11 ili etkileyen büyük deprem sonrasında binaların kalitesizliği ve kullanılan malzemelerin yetersizliği bir kez daha gün yüzüne çıktı. Maalesef ki bu nedenle 40 binden fazla canımızı kaybettik, 100 binden fazla ise yaralımız var. Büyük felakette 7 binden fazla bina yerle bir olurken şu an için 105 bin binanın ise yıkılması gerektiği duyuruldu.

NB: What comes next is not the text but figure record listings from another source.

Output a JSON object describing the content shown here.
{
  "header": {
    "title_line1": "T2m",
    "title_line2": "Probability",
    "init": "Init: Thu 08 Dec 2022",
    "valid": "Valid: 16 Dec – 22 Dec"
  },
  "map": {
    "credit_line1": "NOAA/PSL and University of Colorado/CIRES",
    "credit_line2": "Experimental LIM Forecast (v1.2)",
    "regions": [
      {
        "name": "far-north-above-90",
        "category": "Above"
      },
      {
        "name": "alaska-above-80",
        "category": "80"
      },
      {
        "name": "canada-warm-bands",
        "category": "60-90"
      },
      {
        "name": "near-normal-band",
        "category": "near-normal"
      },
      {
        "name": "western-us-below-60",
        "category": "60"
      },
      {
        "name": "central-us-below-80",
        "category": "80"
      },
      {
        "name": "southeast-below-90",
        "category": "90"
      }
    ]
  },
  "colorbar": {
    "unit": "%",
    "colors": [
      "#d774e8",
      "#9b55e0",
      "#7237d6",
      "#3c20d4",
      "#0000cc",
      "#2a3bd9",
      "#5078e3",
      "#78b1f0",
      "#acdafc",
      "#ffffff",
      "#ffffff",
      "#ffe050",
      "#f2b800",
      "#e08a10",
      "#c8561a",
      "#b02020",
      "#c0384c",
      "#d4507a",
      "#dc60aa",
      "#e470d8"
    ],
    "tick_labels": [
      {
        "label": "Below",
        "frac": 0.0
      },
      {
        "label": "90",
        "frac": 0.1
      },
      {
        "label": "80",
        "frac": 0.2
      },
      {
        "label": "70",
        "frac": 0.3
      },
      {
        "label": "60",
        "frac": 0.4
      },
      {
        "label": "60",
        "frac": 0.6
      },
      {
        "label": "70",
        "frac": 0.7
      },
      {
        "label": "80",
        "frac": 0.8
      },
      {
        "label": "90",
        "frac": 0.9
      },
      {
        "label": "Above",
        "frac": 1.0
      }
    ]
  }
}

Ancak bölgedeki TOKİ binalarının hasar almaması büyük dikkat çekti. Sadece bu bile depremin değil kötü inşa dilen binaların öldürdüğü gerçeğini bizlere bir kez daha hatırlattı. TOKİ, bugüne kadar Kahramanmaraş'ta 5 bin 545, Hatay'da 8 bin 18, Osmaniye'de 3 bin 323, Malatya'da 20 bin 605, Şanlıurfa'da 17 bin 261, Diyarbakır'da 20 bin 912, Gaziantep'te 27 bin 947, Adıyaman'da 7 bin 65, Adana'da 21 bin 154, Kilis'te ise 1929 olmak üzere toplam 133 bin 759 konut etmiş. Bu binaların kurallara uygun bir şekilde yapılması her anlamda bizlere mesajı direkt olarak veriyor. Kurallara uyun canlar kurtulsun.
TOKİ binalarının temelinde "radye" adlı bir sistem kullanması binaları sağlam hale getirmiş. Bu sistemle enine boydan boya betonarme temeller atılıyormuş ve binanın oluşturduğu yük, zemine düzgün ve eşit bir şekilde dağılıyormuş.
Okuduğum ve araştırdığım kadarıyla TOKİ, binalarda uyguladığı "radye temel", "tünel kalıp taşıyıcı sistem", yüksek beton dayanımı" gibi çözümlerle oluşacak sarsıntıyı ve dolayısıyla hasarı en aza indiriyormuş.
İşin özü doğru ve sistemli bir inşaa süreci büyük depremlerin dahi hasarsız atlatılmasını sağlıyormuş. Bundan sonraki bina yapım sürecinin her inşaatta bu doğrultuda yapılması en büyük isteğimiz.